In ‘Star Wars: The Last Jedi’, the Resistance Keeps Making the Same Tactical Mistake
From a military perspective, one thing has always stood out: The Empire, and now the First Order, have nearly limitless ships, equipment, and manpower, while the Rebels/Resistance have scant resources. With every engagement, this band of rebel fighters grows ever smaller, while there seems to be no lack of available Stormtroopers. At least previously, though, those engagements ended with the destruction of Death Stars and a Starkiller Base, even if unsound Rebel strategic thinking got them there. Now those bad choices are playing out more realistically—and tragically—than ever.
Win It All
While The Last Jedi mainly focuses on the Jedi order and its fate, perhaps the most striking feature of the film is that the Resistance has finally played its last card. The Resistance—and the Rebels before them—sought the decisive battle, that one moment that would destroy the enemy’s will to fight and bring about peace in the Galaxy. That seemed to be the case after Return of the Jedi, and yet somehow in the intervening 30 years the Republic squandered away all that they had won.
But history shows that decisive battles do little to further a rebel cause. During the American Civil War, Confederate General Robert E. Lee spent years pursuing a decisive battle versus the United States Army. Yet, even after one-sided Confederate successes such as Fredericksburg in 1862 and Chancellorsville in 1863, the US Army of the Potomac remained in the field, inflicting losses that the Confederates could not afford. Lee’s search for decisive battle led to his force being winnowed away to nearly nothing. The truly great generals throughout history have realized that seeking a decisive battle only puts one’s force in more peril than the risk is worth.

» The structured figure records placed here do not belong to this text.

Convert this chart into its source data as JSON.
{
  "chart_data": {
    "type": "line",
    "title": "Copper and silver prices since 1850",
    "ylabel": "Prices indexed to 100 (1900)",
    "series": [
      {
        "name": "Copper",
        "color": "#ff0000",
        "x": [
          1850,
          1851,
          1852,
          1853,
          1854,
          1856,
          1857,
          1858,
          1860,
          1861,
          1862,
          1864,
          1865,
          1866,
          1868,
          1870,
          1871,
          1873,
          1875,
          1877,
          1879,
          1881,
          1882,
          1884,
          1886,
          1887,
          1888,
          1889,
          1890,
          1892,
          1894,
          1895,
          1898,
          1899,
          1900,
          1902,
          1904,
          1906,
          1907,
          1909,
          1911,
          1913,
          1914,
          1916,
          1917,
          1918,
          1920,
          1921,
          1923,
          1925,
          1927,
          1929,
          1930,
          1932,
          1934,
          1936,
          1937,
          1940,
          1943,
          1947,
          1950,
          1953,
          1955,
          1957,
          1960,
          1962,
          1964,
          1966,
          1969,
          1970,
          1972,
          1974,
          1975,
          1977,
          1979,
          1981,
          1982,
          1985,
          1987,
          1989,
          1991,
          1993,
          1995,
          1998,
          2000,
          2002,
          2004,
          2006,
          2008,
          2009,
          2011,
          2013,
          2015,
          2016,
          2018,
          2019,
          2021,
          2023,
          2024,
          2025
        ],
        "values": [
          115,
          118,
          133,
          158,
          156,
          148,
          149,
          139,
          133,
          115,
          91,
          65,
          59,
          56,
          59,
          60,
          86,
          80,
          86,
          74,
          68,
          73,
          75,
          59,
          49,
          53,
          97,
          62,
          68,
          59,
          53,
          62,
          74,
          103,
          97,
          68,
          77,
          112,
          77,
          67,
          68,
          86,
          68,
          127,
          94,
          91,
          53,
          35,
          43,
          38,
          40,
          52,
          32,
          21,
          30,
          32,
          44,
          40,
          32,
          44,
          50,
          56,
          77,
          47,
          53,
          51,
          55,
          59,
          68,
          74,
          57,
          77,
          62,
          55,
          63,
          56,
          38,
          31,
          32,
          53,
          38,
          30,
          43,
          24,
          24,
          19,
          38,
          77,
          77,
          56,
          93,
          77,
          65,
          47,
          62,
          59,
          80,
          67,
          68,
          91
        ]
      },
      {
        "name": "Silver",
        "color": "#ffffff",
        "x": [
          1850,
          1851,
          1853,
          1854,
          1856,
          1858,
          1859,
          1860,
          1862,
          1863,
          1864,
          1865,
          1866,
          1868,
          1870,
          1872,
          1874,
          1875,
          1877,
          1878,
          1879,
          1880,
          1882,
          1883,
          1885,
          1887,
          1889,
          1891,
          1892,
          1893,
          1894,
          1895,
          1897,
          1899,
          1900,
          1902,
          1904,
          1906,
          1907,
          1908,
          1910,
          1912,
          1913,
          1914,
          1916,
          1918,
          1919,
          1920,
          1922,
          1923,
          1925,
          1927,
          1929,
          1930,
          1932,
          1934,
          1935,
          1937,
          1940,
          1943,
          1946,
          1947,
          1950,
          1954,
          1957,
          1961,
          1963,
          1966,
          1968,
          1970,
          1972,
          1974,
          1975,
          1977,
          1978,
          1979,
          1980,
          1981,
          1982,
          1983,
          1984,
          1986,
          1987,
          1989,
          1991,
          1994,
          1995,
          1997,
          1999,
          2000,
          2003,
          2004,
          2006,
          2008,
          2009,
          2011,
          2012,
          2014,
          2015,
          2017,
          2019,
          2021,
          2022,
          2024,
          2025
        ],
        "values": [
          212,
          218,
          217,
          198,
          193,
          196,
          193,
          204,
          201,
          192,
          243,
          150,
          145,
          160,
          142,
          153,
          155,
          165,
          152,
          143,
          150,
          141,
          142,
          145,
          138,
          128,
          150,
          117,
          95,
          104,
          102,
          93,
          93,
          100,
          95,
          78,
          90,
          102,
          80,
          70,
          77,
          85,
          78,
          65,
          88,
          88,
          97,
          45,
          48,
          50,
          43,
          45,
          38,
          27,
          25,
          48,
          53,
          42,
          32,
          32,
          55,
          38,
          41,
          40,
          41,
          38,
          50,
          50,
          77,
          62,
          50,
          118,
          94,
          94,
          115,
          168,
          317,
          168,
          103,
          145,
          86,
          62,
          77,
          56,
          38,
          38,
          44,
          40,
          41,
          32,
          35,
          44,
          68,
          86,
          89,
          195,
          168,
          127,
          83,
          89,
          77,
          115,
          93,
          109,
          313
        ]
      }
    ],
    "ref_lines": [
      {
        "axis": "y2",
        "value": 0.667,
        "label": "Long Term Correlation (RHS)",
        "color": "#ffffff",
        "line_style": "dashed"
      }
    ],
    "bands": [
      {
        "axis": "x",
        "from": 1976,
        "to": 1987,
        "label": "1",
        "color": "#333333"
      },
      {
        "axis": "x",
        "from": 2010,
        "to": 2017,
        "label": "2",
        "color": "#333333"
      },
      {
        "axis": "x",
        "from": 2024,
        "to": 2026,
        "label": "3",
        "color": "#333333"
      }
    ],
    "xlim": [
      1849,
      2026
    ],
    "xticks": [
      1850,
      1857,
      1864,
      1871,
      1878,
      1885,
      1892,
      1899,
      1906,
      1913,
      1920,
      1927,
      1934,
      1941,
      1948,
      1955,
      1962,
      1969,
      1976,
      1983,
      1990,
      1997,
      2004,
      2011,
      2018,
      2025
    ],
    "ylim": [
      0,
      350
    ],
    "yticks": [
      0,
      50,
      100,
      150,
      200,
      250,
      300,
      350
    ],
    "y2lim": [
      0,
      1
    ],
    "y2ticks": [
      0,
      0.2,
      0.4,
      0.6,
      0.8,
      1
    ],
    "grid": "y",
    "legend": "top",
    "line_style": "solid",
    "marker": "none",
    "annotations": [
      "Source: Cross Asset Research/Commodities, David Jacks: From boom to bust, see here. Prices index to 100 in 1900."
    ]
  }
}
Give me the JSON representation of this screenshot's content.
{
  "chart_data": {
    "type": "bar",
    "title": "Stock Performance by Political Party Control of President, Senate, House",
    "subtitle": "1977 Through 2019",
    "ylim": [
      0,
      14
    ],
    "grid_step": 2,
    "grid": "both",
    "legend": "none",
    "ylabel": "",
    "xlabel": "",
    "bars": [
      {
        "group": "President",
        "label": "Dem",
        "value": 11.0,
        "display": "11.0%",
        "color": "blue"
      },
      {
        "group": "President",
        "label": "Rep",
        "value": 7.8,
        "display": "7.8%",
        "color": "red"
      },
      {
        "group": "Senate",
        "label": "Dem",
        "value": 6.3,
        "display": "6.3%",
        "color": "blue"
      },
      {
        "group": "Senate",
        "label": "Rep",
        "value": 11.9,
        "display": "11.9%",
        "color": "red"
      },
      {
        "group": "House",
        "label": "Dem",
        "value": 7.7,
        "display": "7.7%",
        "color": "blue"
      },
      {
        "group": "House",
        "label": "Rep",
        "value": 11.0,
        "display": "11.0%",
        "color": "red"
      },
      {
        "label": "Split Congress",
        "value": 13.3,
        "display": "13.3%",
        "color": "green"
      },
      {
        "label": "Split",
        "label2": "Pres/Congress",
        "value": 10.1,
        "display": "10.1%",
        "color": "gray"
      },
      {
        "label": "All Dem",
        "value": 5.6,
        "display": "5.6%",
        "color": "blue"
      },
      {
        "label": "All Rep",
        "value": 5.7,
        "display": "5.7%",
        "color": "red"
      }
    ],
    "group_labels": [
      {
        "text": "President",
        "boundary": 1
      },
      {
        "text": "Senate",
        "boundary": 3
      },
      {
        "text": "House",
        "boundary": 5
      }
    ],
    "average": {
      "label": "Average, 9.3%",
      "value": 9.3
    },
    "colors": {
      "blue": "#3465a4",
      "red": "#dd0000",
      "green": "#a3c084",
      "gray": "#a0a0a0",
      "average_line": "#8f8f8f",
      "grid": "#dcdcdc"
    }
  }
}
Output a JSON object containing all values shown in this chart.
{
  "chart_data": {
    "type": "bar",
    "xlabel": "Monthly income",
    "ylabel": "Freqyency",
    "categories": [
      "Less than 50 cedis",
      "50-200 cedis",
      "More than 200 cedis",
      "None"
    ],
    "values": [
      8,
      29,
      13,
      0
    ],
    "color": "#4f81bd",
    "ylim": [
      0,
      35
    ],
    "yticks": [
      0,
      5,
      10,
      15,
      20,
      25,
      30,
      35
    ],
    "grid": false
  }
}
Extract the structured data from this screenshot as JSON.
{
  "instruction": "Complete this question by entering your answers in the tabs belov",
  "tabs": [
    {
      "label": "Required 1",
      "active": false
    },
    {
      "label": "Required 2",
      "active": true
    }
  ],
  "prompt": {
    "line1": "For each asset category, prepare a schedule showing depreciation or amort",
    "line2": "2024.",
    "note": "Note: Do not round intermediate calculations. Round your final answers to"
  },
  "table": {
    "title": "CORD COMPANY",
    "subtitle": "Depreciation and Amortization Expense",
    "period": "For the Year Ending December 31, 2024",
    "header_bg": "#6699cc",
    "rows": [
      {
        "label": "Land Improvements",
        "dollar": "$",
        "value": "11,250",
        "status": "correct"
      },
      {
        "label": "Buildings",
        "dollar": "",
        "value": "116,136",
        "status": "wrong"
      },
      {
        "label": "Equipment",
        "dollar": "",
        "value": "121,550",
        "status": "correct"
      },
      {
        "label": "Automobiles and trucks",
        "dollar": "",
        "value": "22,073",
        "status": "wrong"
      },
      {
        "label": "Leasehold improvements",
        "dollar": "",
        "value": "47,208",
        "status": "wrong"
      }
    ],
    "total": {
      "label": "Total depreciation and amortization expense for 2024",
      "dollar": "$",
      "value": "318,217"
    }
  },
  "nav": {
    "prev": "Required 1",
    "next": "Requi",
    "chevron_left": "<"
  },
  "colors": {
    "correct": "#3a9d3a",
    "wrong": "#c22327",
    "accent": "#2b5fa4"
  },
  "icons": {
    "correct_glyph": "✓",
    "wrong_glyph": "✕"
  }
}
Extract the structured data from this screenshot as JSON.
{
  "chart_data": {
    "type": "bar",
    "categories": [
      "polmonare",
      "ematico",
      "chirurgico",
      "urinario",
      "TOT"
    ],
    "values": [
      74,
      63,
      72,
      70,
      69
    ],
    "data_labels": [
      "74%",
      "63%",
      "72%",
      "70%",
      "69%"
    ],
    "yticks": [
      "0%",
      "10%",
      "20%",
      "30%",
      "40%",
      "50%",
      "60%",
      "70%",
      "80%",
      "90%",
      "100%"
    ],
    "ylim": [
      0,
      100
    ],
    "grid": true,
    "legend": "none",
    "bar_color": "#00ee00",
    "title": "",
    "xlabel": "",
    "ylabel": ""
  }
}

In The Last Jedi, the Resistance lacks truly great generals. Commander Poe Dameron is a skilled fighter pilot but hardly a strategic thinker; he’s a hammer who sees a world full of nails. He gambles the Resistance bomber fleet on a shot to take out a First Order dreadnought-class star destroyer. Not only that, but he does so in violation of a direct order from General Leia Organa. The mission succeeds in knocking out the enemy ship, but at the cost of the entire Resistance bomber fleet, for which Poe is reduced in rank.
Seeking that decisive battle with the First Order only resulted in dead pilots and lost resources. It solved nothing in the long term. And as the rest of The Last Jedi makes clear, for every enemy star destroyer or frigate the Resistance accounts for, the First Order can replace it without blinking an eye.
Rather than making massive sacrifices to blow up one big ship, the real strength of the Resistance rests in its ability to survive. The presumed heroics of individuals like Poe and Finn make it hard for them to do even that.
In many ways, the Resistance shares that trait with real-world rebellions throughout history. Most are worn down through the sheer lack of resources and through attrition; a decisive battle becomes their best way to make a grand statement.
In The Last Jedi, the Resistance lacks truly great generals.
The successful counterexample, and a model the Resistance would have been better served following, is the American Revolution. George Washington’s genius lay less in his ability to take the fight to the British—although he excelled at that—and more in the way that he prioritized preservation of troops over seeking out a singular moment of triumph. His ability to exfiltrate units from near-disaster mattered just as much as his offensive strategies.
But just as General Organa finally recognizes the importance of preserving her force—too late, one could argue—she enters a coma after the First Order begins its bombardment of the last Resistance Frigate. (RIP Admiral Ackbar.) Command devolves to Vice Admiral Amilyn Holdo, who recognizes the strategic need to protect their force, but has what proves to be a fatal flaw: She fails to communicate well.